The Hospital Sírio-Libanês (English: Syrian-Lebanese Hospital) is a private hospital, located in Bela Vista neighborhood, in the city of São Paulo, Brazil. The hospital was founded by the Syrian and Lebanese community of São Paulo in 1965. It is one of the most well-known hospitals in Brazil due to the high quality of care. In 2024 it was ranked among the top 100 best hospitals in the world by a survey of specialists and patients, being the second best in Brazil.

== Complex ==
The main complex is located in the Bela Vista district, next to Paulista Avenue, central zone. Other units are located in Itaim Bibi and Jardins both in São Paulo and an oncology unit found in the Brazilian capital Brasília.

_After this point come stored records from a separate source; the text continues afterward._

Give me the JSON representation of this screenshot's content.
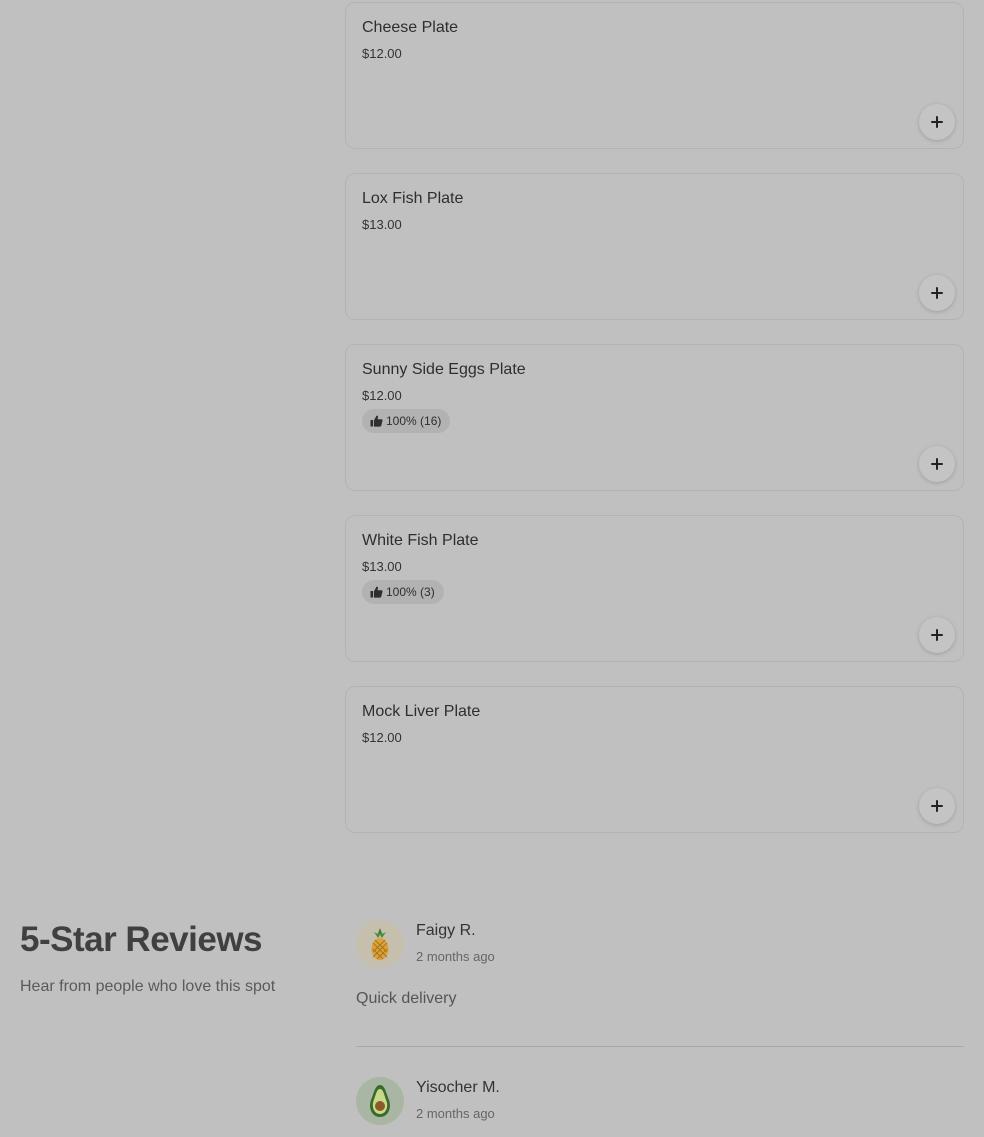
{
  "menu_items": [
    {
      "name": "Cheese Plate",
      "price": "$12.00"
    },
    {
      "name": "Lox Fish Plate",
      "price": "$13.00"
    },
    {
      "name": "Sunny Side Eggs Plate",
      "price": "$12.00",
      "rating": "100% (16)"
    },
    {
      "name": "White Fish Plate",
      "price": "$13.00",
      "rating": "100% (3)"
    },
    {
      "name": "Mock Liver Plate",
      "price": "$12.00"
    }
  ],
  "reviews_section": {
    "title": "5-Star Reviews",
    "subtitle": "Hear from people who love this spot"
  },
  "reviews": [
    {
      "name": "Faigy R.",
      "date": "2 months ago",
      "text": "Quick delivery",
      "avatar_icon": "pineapple-icon"
    },
    {
      "name": "Yisocher M.",
      "date": "2 months ago",
      "text": "",
      "avatar_icon": "avocado-icon"
    }
  ],
  "icons": {
    "add": "plus-icon",
    "rating": "thumbs-up-icon"
  },
  "colors": {
    "background": "#c0c0c0",
    "card_border": "#b3b3b3",
    "pill": "#b2b2b2"
  }
}
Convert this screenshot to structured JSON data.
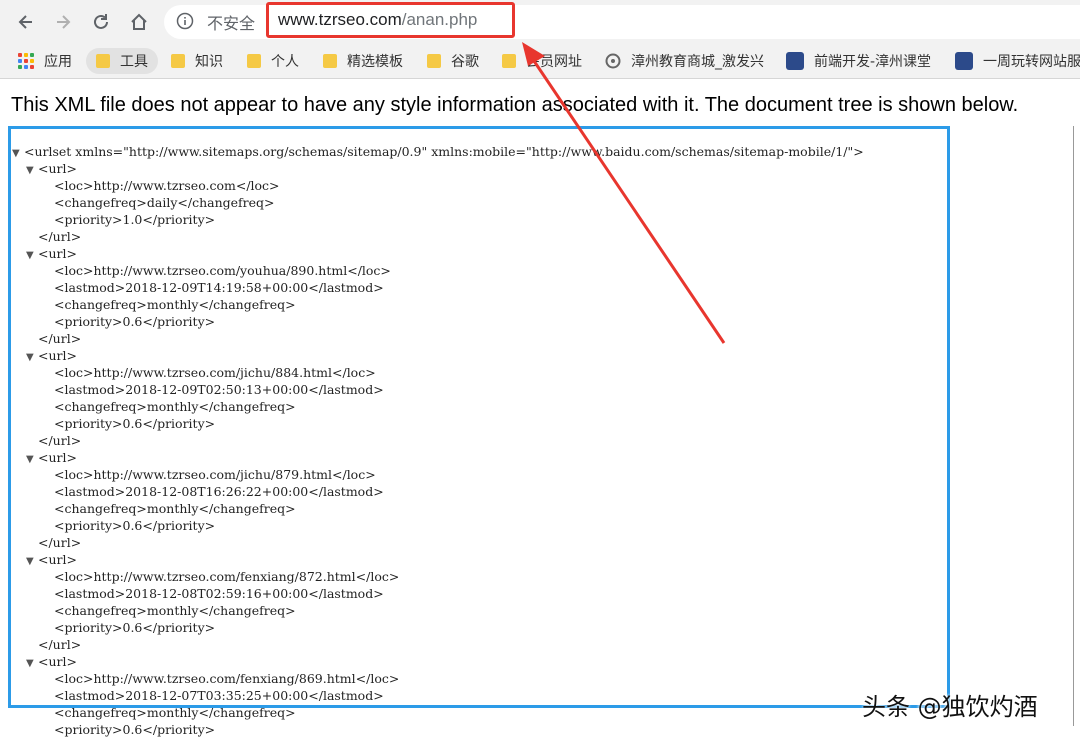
{
  "toolbar": {
    "security_label": "不安全",
    "url_host": "www.tzrseo.com",
    "url_path": "/anan.php"
  },
  "bookmarks": [
    {
      "label": "应用",
      "icon": "apps-icon"
    },
    {
      "label": "工具",
      "icon": "folder-icon"
    },
    {
      "label": "知识",
      "icon": "folder-icon"
    },
    {
      "label": "个人",
      "icon": "folder-icon"
    },
    {
      "label": "精选模板",
      "icon": "folder-icon"
    },
    {
      "label": "谷歌",
      "icon": "folder-icon"
    },
    {
      "label": "会员网址",
      "icon": "folder-icon"
    },
    {
      "label": "漳州教育商城_激发兴",
      "icon": "site-icon"
    },
    {
      "label": "前端开发-漳州课堂",
      "icon": "site-badge-icon"
    },
    {
      "label": "一周玩转网站服",
      "icon": "site-badge-icon"
    }
  ],
  "page": {
    "info_message": "This XML file does not appear to have any style information associated with it. The document tree is shown below."
  },
  "xml": {
    "root_open": "<urlset xmlns=\"http://www.sitemaps.org/schemas/sitemap/0.9\" xmlns:mobile=\"http://www.baidu.com/schemas/sitemap-mobile/1/\">",
    "url_open": "<url>",
    "url_close": "</url>",
    "entries": [
      {
        "loc": "<loc>http://www.tzrseo.com</loc>",
        "lastmod": "",
        "changefreq": "<changefreq>daily</changefreq>",
        "priority": "<priority>1.0</priority>"
      },
      {
        "loc": "<loc>http://www.tzrseo.com/youhua/890.html</loc>",
        "lastmod": "<lastmod>2018-12-09T14:19:58+00:00</lastmod>",
        "changefreq": "<changefreq>monthly</changefreq>",
        "priority": "<priority>0.6</priority>"
      },
      {
        "loc": "<loc>http://www.tzrseo.com/jichu/884.html</loc>",
        "lastmod": "<lastmod>2018-12-09T02:50:13+00:00</lastmod>",
        "changefreq": "<changefreq>monthly</changefreq>",
        "priority": "<priority>0.6</priority>"
      },
      {
        "loc": "<loc>http://www.tzrseo.com/jichu/879.html</loc>",
        "lastmod": "<lastmod>2018-12-08T16:26:22+00:00</lastmod>",
        "changefreq": "<changefreq>monthly</changefreq>",
        "priority": "<priority>0.6</priority>"
      },
      {
        "loc": "<loc>http://www.tzrseo.com/fenxiang/872.html</loc>",
        "lastmod": "<lastmod>2018-12-08T02:59:16+00:00</lastmod>",
        "changefreq": "<changefreq>monthly</changefreq>",
        "priority": "<priority>0.6</priority>"
      },
      {
        "loc": "<loc>http://www.tzrseo.com/fenxiang/869.html</loc>",
        "lastmod": "<lastmod>2018-12-07T03:35:25+00:00</lastmod>",
        "changefreq": "<changefreq>monthly</changefreq>",
        "priority": "<priority>0.6</priority>"
      }
    ]
  },
  "watermark": "头条 @独饮灼酒",
  "colors": {
    "highlight_red": "#e8362e",
    "box_blue": "#2c9be8",
    "xml_tag": "#881280"
  }
}
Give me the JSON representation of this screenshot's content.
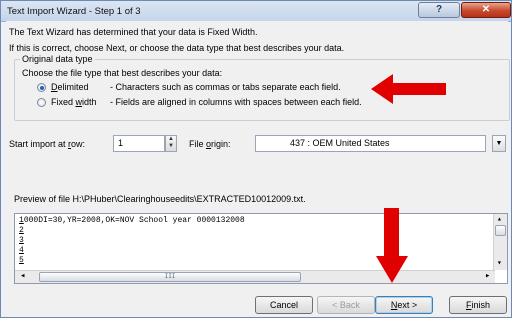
{
  "window": {
    "title": "Text Import Wizard - Step 1 of 3",
    "help_glyph": "?",
    "close_glyph": "✕"
  },
  "intro": {
    "line1": "The Text Wizard has determined that your data is Fixed Width.",
    "line2": "If this is correct, choose Next, or choose the data type that best describes your data."
  },
  "original_data_type": {
    "group_title": "Original data type",
    "prompt": "Choose the file type that best describes your data:",
    "options": [
      {
        "first_letter": "D",
        "rest": "elimited",
        "description": "- Characters such as commas or tabs separate each field.",
        "selected": true
      },
      {
        "before": "Fixed ",
        "letter": "w",
        "after": "idth",
        "description": "- Fields are aligned in columns with spaces between each field.",
        "selected": false
      }
    ]
  },
  "start_import": {
    "label_before": "Start import at ",
    "label_letter": "r",
    "label_after": "ow:",
    "value": "1",
    "spin_up": "▲",
    "spin_down": "▼"
  },
  "file_origin": {
    "label_before": "File ",
    "label_letter": "o",
    "label_after": "rigin:",
    "value": "437 : OEM United States",
    "dropdown_glyph": "▼"
  },
  "preview": {
    "label": "Preview of file H:\\PHuber\\Clearinghouseedits\\EXTRACTED10012009.txt.",
    "rows": [
      {
        "num": "1",
        "text": "000DI=30,YR=2008,OK=NOV            School year       0000132008"
      },
      {
        "num": "2",
        "text": ""
      },
      {
        "num": "3",
        "text": ""
      },
      {
        "num": "4",
        "text": ""
      },
      {
        "num": "5",
        "text": ""
      }
    ],
    "scroll_left": "◂",
    "scroll_right": "▸",
    "scroll_up": "▴",
    "scroll_down": "▾",
    "thumb_grip": "III"
  },
  "buttons": {
    "cancel": "Cancel",
    "back": "< Back",
    "next_letter": "N",
    "next_rest": "ext >",
    "finish_letter": "F",
    "finish_rest": "inish"
  },
  "annotation_color": "#e00000",
  "accent_color": "#1f62b8"
}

The hospital is divided into various units:
- Bela Vista, São Paulo - Hospital complex, including hospitalization units, surgical center, diagnostic center and emergencies.
- Itaim Bibi, São Paulo - Diagnostics center, day hospital, health accompaniment center and check-up center, human reproduction center and vein treatment center.
- Jardins, São Paulo - Attention unit.
- Brasília - Oncology center.

On 1 July 2010, the hospital was visited by Syrian president Bashar al-Assad and his wife Asma al-Assad during their official visit to Brazil, awarding its director Dr. Riad Younis with the Syrian Order of Merit.